Nasarawa State has competitively evolved from its former outlook as a purely farming state into an agro-allied community producing farm outputs for industrial use, not just subsistence. This reality is evident in the presence of agro-industries such as Flour Mills of Nigeria, Dangote Sugar Refinery, and Olam Rice. More recently, the state government’s rice farm at Ajangwa sold its harvest at subsidized prices to citizens—an initiative of Governor Abdullahi Sule.

Politically, the administration’s purposeful drive for all-round development through infrastructure upgrades, new projects, and deliberate efforts to improve lives has set a pace for the state’s future advancement. This calculated and strategic planning has weakened the support opposition parties once enjoyed. The administration has also attracted more members to the ruling All Progressives Congress, enabling the party to, for the first time, deliver overwhelming votes for the sitting APC president.
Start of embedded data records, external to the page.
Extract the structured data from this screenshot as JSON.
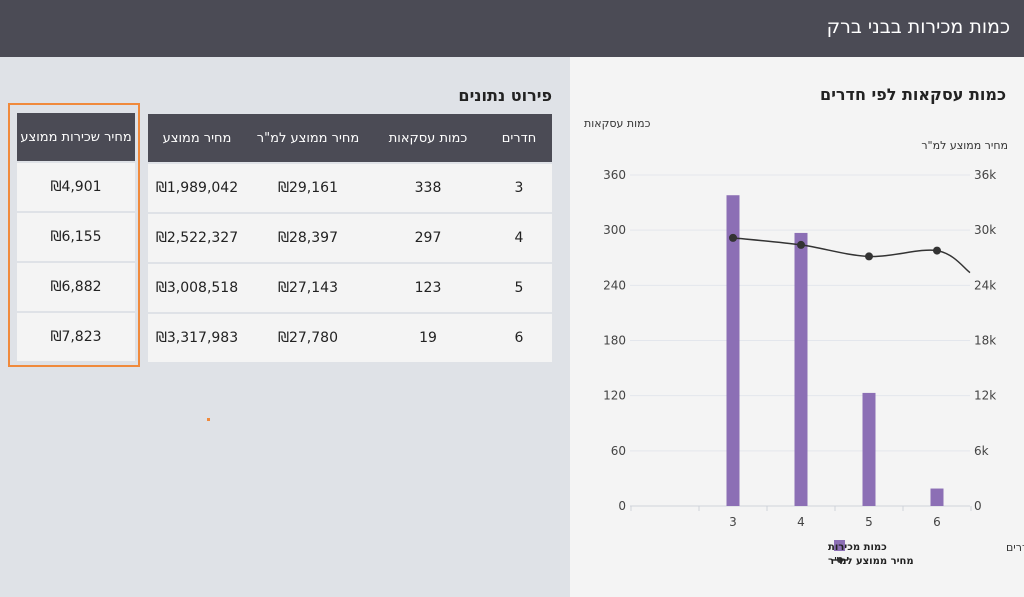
{
  "header": {
    "title": "כמות מכירות בבני ברק"
  },
  "chart_section": {
    "title": "כמות עסקאות לפי חדרים",
    "left_axis_caption": "כמות עסקאות",
    "right_axis_caption": "מחיר ממוצע למ\"ר",
    "x_caption": "חדרים"
  },
  "chart_data": {
    "type": "bar",
    "categories": [
      "3",
      "4",
      "5",
      "6"
    ],
    "series": [
      {
        "name": "כמות מכירות",
        "type": "bar",
        "axis": "left",
        "color": "#8c6fb5",
        "values": [
          338,
          297,
          123,
          19
        ]
      },
      {
        "name": "מחיר ממוצע למ\"ר",
        "type": "line",
        "axis": "right",
        "color": "#333333",
        "values": [
          29161,
          28397,
          27143,
          27780
        ]
      }
    ],
    "ylim_left": [
      0,
      360
    ],
    "yticks_left": [
      "0",
      "60",
      "120",
      "180",
      "240",
      "300",
      "360"
    ],
    "ylim_right": [
      0,
      36000
    ],
    "yticks_right": [
      "0",
      "6k",
      "12k",
      "18k",
      "24k",
      "30k",
      "36k"
    ],
    "grid": true,
    "legend_placement": "bottom"
  },
  "table": {
    "title": "פירוט נתונים",
    "headers": {
      "rooms": "חדרים",
      "count": "כמות עסקאות",
      "sqm": "מחיר ממוצע למ\"ר",
      "price": "מחיר ממוצע"
    },
    "rows": [
      {
        "rooms": "3",
        "count": "338",
        "sqm": "₪29,161",
        "price": "₪1,989,042"
      },
      {
        "rooms": "4",
        "count": "297",
        "sqm": "₪28,397",
        "price": "₪2,522,327"
      },
      {
        "rooms": "5",
        "count": "123",
        "sqm": "₪27,143",
        "price": "₪3,008,518"
      },
      {
        "rooms": "6",
        "count": "19",
        "sqm": "₪27,780",
        "price": "₪3,317,983"
      }
    ]
  },
  "rent": {
    "header": "מחיר שכירות ממוצע",
    "values": [
      "₪4,901",
      "₪6,155",
      "₪6,882",
      "₪7,823"
    ],
    "highlight_color": "#f08a3c"
  }
}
Today, in his seventh year in office and with 12 months left before he exits the Government House on Shendam Road, Governor Abdullahi Sule faced stiff opposition over who should succeed him to sustain his legacies. True to his unassuming character, the choice of his successor was shaped by the zoning formula. Through consultations, he engaged his predecessors and other critical stakeholders.

To maintain the state’s relative peace and unity, the governor believed the pendulum should not swing haphazardly. The gentleman’s agreement had given the Western Zone the first civilian governor over 20 years ago, while the Southern Zone ruled for 12 years. It was therefore the turn of the Northern Senatorial Zone, which produced incumbent Governor Abdullahi Sule, whose tenure ends on 29th May 2027.

This position was argued against by immediate past governor Senator Umaru Tanko Al-Makura, who resisted the zoning formula despite having championed it during his tenure,an arrangement that brought Abdullahi Sule of the Northern Senatorial District to power.

Governor Sule resisted the pushback and vowed to uphold the earlier zoning agreement, insisting it should return to where it started: the Western Senatorial District, which has been out of power for two consecutive decades.

The resistance paid off. The primaries were concluded, and Senator Ahmed Wadada Aliyu, representing Nasarawa West in the National Assembly, emerged as the APC governorship candidate. This makes the administration’s seventh year, coming to a close on 29th May 2026, a historic milestone for a man once dismissed as a frail, inactive technocrat with little political calculation.

This is why this year’s May Day celebration must carries the theme “Accomplishment Amid Tacit Huddles.” Political watchers now believe the governor’s preferred successor will not fall short. If elected in 2027, Nasarawa State is expected to witness greater development, as Senator Wadada has promised in his consultations to scale up existing progress.

That assurance has also given the outgoing governor the confidence to boast that he will not interfere in his successor’s administration: “I will only interfere where you are doing the wrong thing,” Governor Sule stated during a thank-you visit by Senator Ahmed Wadada Aliyu.